I’m one of the few people who ever get to play the piano at all, a situation opened up to me because my wife, Linda, is the Volunteer Manager of the Frank Lloyd Wright Trust. It’s become a little tradition of sorts for me to play that piano at Christmas, the most special time coming at the end of Linda’s annual Christmas party when everything’s winding down. A few people are helping put tables and things back where they belong, and some just linger, savoring the joy of the evening a little longer, and, as part of that, drifting up to the children’s playroom, where I sit down and play a few more songs of the season.

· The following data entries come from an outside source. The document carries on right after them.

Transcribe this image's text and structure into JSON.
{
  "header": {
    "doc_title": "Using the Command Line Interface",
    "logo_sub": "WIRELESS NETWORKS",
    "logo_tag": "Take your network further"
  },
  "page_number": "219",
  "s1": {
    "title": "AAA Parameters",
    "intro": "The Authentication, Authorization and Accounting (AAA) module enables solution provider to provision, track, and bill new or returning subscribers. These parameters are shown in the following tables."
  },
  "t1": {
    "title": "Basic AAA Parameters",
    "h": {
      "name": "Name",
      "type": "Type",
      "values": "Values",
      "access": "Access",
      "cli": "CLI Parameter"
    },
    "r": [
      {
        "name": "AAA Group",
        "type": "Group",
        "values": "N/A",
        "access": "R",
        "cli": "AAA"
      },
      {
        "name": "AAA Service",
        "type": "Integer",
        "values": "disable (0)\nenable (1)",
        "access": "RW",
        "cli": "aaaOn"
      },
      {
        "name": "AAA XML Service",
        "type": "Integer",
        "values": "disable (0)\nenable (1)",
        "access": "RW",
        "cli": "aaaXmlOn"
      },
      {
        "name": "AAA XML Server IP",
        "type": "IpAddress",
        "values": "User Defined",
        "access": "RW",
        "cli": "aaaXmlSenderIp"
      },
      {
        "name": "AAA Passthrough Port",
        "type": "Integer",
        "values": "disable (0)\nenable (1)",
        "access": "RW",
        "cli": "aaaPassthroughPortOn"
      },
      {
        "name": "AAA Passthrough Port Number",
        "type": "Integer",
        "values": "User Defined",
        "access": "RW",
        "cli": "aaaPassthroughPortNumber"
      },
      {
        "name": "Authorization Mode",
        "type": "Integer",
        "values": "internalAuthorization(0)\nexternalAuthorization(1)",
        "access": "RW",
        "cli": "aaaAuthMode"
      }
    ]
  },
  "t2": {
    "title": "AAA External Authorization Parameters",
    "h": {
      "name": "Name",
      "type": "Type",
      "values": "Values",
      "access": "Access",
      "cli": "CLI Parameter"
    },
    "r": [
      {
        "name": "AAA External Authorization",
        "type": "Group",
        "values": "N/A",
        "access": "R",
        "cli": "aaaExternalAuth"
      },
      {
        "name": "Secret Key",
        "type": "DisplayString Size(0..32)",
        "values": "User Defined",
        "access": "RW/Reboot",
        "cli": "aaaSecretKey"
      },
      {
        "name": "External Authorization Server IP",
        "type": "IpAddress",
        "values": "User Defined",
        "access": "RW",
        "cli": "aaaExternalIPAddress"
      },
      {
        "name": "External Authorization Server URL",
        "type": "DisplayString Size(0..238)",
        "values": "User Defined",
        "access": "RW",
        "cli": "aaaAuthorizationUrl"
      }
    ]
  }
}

I don’t know if anyone savors my late-night noodlings more than Jack Lesniak, a premier Wright expert and one of the architects who saved the Home & Studio during the great restoration project in the 1970’s. He’s revered at the Trust, where you hear, “We wouldn’t be here without you, Jack,” a lot. This year he said to me, “Can you play ‘Drummer Boy’ the way Ahmad Jamal might have done it?” I could and did. “You know, I always loved Ramsey Lewis,” he said. “Ever heard his Christmas album?” I asked, then did some Lewis impromptus as best I could. Now when everyone is mellowing out in the party’s afterglow and it’s later and smaller and darker, my renditions of Christmas tunes get more jazz-tinged. I sometimes play “Nativity,” mostly the slow rubato parts, but I always feel my old trio chomping at the bit, waiting for me to finish the flowing statement of the main melody so we can swing into the improvisation. After almost every performance, Tom Pence would say, “Awww, we were just getting into it. Why do you always have to end it?” That’s his soft, spontaneous “Yeah” of joy you can just hear amid the rumbling thunder of his drumming. Spontaneous joy. Not a bad way to celebrate this time of year.